Le parole sul cieco che pretende di guidare un altro cieco (cf. Lc 6,39) riguardano certamente chi nella chiesa detiene autorità, ma anche ogni credente. Se, come dicevamo, la cecità consiste nel non vedere i propri difetti e, al tempo stesso, nel pretendere di curare i difetti degli altri (cf. Lc 6,41-42), va affermato con forza che l’unica critica credibile nasce da un’autocritica. Per poter aiutare concretamente l’altro, occorre fare la verità in se stessi. La libertà che nasce da questo “fare la verità” (cf.

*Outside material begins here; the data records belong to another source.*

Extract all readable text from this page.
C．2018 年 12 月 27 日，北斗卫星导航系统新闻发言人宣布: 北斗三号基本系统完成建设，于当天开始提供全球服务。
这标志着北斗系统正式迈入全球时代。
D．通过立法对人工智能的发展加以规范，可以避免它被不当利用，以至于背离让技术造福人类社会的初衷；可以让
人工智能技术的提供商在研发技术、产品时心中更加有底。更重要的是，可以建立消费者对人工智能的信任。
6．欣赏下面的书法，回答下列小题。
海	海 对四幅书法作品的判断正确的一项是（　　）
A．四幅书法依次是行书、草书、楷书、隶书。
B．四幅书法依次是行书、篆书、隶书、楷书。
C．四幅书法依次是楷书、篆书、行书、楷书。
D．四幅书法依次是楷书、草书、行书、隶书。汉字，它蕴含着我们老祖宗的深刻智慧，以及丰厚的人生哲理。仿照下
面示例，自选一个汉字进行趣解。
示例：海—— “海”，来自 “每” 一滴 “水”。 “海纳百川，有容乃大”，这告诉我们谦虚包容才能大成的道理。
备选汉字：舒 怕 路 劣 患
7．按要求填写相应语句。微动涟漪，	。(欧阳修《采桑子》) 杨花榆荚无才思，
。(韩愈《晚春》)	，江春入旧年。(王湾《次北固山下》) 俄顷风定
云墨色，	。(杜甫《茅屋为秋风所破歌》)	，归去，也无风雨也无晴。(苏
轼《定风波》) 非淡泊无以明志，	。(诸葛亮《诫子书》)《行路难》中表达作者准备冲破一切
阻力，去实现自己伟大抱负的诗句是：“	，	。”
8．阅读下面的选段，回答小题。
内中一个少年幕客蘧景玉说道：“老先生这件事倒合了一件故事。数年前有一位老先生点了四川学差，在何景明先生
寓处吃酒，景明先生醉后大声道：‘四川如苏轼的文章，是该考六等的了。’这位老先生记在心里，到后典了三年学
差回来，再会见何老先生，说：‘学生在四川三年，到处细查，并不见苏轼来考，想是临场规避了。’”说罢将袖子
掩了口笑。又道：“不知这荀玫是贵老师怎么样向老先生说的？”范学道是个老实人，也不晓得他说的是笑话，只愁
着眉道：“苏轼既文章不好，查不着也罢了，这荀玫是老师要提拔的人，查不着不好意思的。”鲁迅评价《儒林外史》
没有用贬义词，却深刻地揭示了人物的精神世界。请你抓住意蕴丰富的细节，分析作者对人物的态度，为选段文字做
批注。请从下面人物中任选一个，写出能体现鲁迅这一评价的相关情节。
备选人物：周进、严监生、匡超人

Gv 8,32), è la condizione dell’autenticità del nostro intervento di aiuto presso l’altro. Altrimenti, vedere il difetto dell’altro e aiutarlo a disfarsene, diviene ciò che ci consente di non riconoscerlo in noi. E così restiamo ciechi e non liberi.
Se il frutto dell’uomo è il suo agire, la parola potrebbe anche divenire la foglia che copre la penosa assenza di frutti, che camuffa la realtà. Parola “buona” è allora la parola umile, la parola che ha il coraggio della verità e che non nasconde la realtà. Creare la fiducia perché una persona possa dirsi, anche negli aspetti ai suoi occhi più vergognosi e irricevibili e biasimevoli, e accoglierlo nella propria umanità senza giudizi e condanne, è compito pastorale necessario e vitale. Che richiede l’uscita dalla cecità, ovvero, la presa di coscienza della trave che è nel proprio occhio.